Петельников хотел выплеснуть на лейтенанта все накипевшее против родителей, все собранное им в квартирных обходах; хотел еще раз, и подробно, рассказать про хладнокровного Желубовского, вздорнейшую бабусю Шиндорги и пьяную маму Ирки, но осекся. Он вспомнил свою мысль, сказанную, кажется, отцу Грэга. Как он ее выразил… Жизнь детей должна походить на жизнь взрослых: те же радости, те же печали, и дело лишь в масштабе. Не об этом ли говорит Леденцов?
— Им бы нагрузочку, товарищ капитан, им бы дело, с них бы спросить… А ребята неглупые. Бледный мне подкинул социальнейший вопросик: почему честный, идейный и одухотворенный человек живет хуже бесчестного, безыдейного и бездуховного? Ведь должно быть наоборот.
— Что ты ответил?
— Не ответил, товарищ капитан.
— Почему?
— Не знаю, а врать не захотел. А вы знаете?
— Бесчестный, безыдейный и бездуховный не живет лучше честного и хорошего человека, а больше только ест, пьет и потребляет барахла.
Леденцова поразила ясность ответа. Но больше поразило то, что сам он это знал давно и прочно. Почему же не ответил Бледному? Или надетый на голову мешок не способствует сообразительности?

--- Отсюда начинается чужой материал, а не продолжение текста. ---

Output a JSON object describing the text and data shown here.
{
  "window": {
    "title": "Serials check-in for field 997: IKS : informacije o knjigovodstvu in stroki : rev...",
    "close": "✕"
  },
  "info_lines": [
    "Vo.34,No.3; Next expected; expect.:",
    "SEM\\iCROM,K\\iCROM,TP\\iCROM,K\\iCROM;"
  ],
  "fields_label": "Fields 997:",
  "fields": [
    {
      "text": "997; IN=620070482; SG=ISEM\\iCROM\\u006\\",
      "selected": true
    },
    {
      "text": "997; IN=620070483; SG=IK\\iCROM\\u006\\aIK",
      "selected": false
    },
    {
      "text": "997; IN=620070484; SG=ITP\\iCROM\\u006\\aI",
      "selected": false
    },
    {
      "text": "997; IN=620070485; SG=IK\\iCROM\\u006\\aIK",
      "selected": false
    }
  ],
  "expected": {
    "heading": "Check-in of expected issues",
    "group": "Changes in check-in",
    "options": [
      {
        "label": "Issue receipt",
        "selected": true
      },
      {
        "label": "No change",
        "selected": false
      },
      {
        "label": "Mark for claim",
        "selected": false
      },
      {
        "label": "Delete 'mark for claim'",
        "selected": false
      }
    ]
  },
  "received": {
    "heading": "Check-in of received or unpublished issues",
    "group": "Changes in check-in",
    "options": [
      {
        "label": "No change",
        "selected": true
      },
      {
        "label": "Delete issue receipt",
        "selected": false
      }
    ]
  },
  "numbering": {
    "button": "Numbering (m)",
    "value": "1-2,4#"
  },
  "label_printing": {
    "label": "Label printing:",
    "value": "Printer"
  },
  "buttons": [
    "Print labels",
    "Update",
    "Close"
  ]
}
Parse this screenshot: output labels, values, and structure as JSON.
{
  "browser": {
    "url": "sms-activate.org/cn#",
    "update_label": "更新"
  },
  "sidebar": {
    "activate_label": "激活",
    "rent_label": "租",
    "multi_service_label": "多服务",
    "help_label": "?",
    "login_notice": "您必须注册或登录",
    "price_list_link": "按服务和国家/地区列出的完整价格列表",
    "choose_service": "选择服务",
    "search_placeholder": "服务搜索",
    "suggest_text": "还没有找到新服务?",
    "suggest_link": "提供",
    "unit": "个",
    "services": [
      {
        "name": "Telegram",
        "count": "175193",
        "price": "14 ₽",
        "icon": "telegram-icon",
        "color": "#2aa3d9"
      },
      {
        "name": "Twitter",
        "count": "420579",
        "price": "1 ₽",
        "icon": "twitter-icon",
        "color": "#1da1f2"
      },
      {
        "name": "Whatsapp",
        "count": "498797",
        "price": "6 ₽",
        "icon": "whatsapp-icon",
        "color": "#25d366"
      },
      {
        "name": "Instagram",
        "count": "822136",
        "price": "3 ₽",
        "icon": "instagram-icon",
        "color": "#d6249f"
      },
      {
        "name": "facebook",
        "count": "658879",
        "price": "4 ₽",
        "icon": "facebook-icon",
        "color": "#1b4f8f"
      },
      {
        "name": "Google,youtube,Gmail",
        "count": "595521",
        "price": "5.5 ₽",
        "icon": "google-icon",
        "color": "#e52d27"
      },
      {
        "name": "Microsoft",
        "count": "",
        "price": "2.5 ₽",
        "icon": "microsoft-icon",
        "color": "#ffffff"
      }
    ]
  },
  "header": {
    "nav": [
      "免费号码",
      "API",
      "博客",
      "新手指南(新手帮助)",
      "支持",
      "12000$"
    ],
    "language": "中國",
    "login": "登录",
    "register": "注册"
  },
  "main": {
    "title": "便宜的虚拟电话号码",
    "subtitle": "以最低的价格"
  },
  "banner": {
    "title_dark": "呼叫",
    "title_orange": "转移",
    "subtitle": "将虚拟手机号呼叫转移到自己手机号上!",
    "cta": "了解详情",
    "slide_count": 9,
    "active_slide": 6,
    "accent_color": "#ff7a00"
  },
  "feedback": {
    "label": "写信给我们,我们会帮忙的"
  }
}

Петельников вместо того, чтобы взяться за куртку и уйти домой, достал электрический чайник. Пока кипятилась вода, из шкафчика выплыли две чистейшие фарфоровые чашки, две мельхиоровые ложечки, небольшая фаянсовая ваза с пиленым сахаром, банка растворимого кофе и пачка лимонного печенья. Кофейный запах загадочно все преобразил. Настольная лампа, казенная, имеющая инвентарный номер, засветилась уютным желтым светом; креслица стали мягче и глубже; развеялась вечная прокуренность; натертый пол заблестел тепло, по-домашнему; и стушевались всякие учрежденческие карты, телефоны и сейфы. Оперуполномоченные пили кофе. Казалось, могли бы и дома; да и не кофе пить, а обедать и ужинать, чего не успели сделать раньше. Но они этой уютной и одинокой тишиной кончали трудный день, как бы еще раз все осмысливая и проверяя.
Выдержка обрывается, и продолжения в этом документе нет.